Daniil Kvyat looks calm on the eve of the biggest challenge of his young career.
“Not only have I never raced in Monaco, I’ve never been here before,” smiles the young Russian, in the Toro Rosso wing of the monstrously large Red Bull floating motorhome, just outside the Monaco paddock.
Earlier today the rookie, who has scored points in three of his first five Grands Prix, did his first Monaco track walk and tried to take in the bewildering ribbon of tarmac lined with barriers which is F1’s most famous venue.
“It looks quite tight, not much space or freedom. But it looks really cool; the Swimming Pool in particular” says Kvyat. “I’ve never driven here, so I don’t know what to say.
“I’ve studied on board cameras, tried to learn the lines. I had just half a day on the simulator, but I think it’s enough. You learn the configuration, which kerb you can use and which you cannot. When you go to the track it’s a different reality. You try things and if they it’s good you continue and if it’s not you change your approach. You have to react.
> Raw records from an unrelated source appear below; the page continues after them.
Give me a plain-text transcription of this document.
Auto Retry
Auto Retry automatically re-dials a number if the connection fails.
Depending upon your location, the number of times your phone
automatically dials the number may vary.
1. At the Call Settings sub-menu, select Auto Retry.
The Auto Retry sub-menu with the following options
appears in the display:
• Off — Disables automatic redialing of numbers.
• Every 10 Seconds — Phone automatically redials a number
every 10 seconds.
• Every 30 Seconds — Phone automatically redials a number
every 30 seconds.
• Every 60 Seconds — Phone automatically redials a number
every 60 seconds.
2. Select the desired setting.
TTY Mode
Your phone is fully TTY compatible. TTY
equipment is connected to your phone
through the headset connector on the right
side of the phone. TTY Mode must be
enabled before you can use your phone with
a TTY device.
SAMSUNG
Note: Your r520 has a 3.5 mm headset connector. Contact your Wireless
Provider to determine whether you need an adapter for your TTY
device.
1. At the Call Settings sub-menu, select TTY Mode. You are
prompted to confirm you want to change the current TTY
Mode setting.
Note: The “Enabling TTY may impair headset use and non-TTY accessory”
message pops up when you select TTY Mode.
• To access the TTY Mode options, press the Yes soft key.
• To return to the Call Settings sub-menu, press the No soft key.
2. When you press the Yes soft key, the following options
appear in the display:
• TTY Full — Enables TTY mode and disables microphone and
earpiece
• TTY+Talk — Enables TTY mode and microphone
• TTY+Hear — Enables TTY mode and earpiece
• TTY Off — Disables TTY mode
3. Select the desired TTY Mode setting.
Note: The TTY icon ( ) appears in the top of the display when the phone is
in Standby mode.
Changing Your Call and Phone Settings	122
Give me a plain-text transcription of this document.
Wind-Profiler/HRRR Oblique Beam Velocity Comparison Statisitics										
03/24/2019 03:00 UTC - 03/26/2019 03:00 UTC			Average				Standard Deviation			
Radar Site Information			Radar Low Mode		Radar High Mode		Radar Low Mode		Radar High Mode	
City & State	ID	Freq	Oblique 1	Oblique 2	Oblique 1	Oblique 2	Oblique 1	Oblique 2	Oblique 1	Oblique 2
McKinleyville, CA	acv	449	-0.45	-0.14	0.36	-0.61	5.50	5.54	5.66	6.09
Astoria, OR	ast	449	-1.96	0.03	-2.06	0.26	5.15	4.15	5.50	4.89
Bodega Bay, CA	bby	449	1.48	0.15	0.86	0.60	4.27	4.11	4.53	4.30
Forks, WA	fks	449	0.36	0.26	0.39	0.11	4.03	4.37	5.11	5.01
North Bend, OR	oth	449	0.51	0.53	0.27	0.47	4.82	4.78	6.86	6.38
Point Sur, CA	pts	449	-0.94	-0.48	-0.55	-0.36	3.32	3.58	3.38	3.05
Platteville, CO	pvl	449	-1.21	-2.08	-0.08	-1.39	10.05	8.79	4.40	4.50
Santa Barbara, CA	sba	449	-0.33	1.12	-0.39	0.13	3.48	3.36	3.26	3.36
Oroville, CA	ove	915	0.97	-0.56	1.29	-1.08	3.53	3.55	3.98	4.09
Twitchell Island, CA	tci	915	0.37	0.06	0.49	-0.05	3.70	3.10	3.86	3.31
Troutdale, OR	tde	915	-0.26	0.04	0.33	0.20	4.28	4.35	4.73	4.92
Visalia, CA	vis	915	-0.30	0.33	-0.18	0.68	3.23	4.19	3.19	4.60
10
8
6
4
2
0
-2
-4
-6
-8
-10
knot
“I hope I can get the right rhythm and do really well. I think it’s a good track to show your potential.”
Will this be the scariest race he has done? ” I think in the beginning it will not be easy to put the full throttle on,” replies the Russian, F1’s youngest points scorer. “But it’s all about the right approach. You need to get everything right from the beginning of the weekend to get a good result.”
It is unusual for an F1 driver to arrive in F1 without ever having driven some kind of car around Monaco. Valterri Bottas did it last year after jumping straight from GP3, which doesn’t race in Monaco, into F1. Kvyat followed his lead this year.
How does he anticipate the challenge of building up speed without any form of mental database of the circuit and its quirks?
“No secrets – I’ll not try to do anything I don’t know or try anything clever. That won’t help me. I’ll do what I know, which is to drive fast.”
JA on F1 technical adviser Mark Gillan observed that from his experience of running young drivers, building up the confidence to peak on Saturday afternoon for qualifying is the key and that if you put the driver into the right place with a clear track and he peaks at the right time, he can find a second to two seconds in himself.
“Two seconds is hard to find anywhere, the limit I find tomorrow should be a good baseline for Saturday. Then in qualifying, you need to be really confident around here to be quick and to put the car really close to the walls,” he said.
Amusingly Kvyat shot down the notion that he is from the “Playstation Generation” of kids arriving in F1 who grew up gaming and seeing the world digitally.
“Everyone says ‘Playstation Generation’, but I never had a Playstaion,” laughs Kvyat. “Karting is enough. Being on a real track. I was never a fan of gaming. If you check my IPhone, there is not even one game on it!!”
Kvyat is a likeable but very focussed young driver, who expresses himself well in English and seems already at home in F1. He impressed last season in GP3 and has started as well as he could have imagined possible in his F1 career.
He looks to be one of those who knows that, in becoming an F1 driver, the hard work starts now, as opposed to being an end in itself.
His challenge this weekend, while far from unprecedented, will be interesting to watch.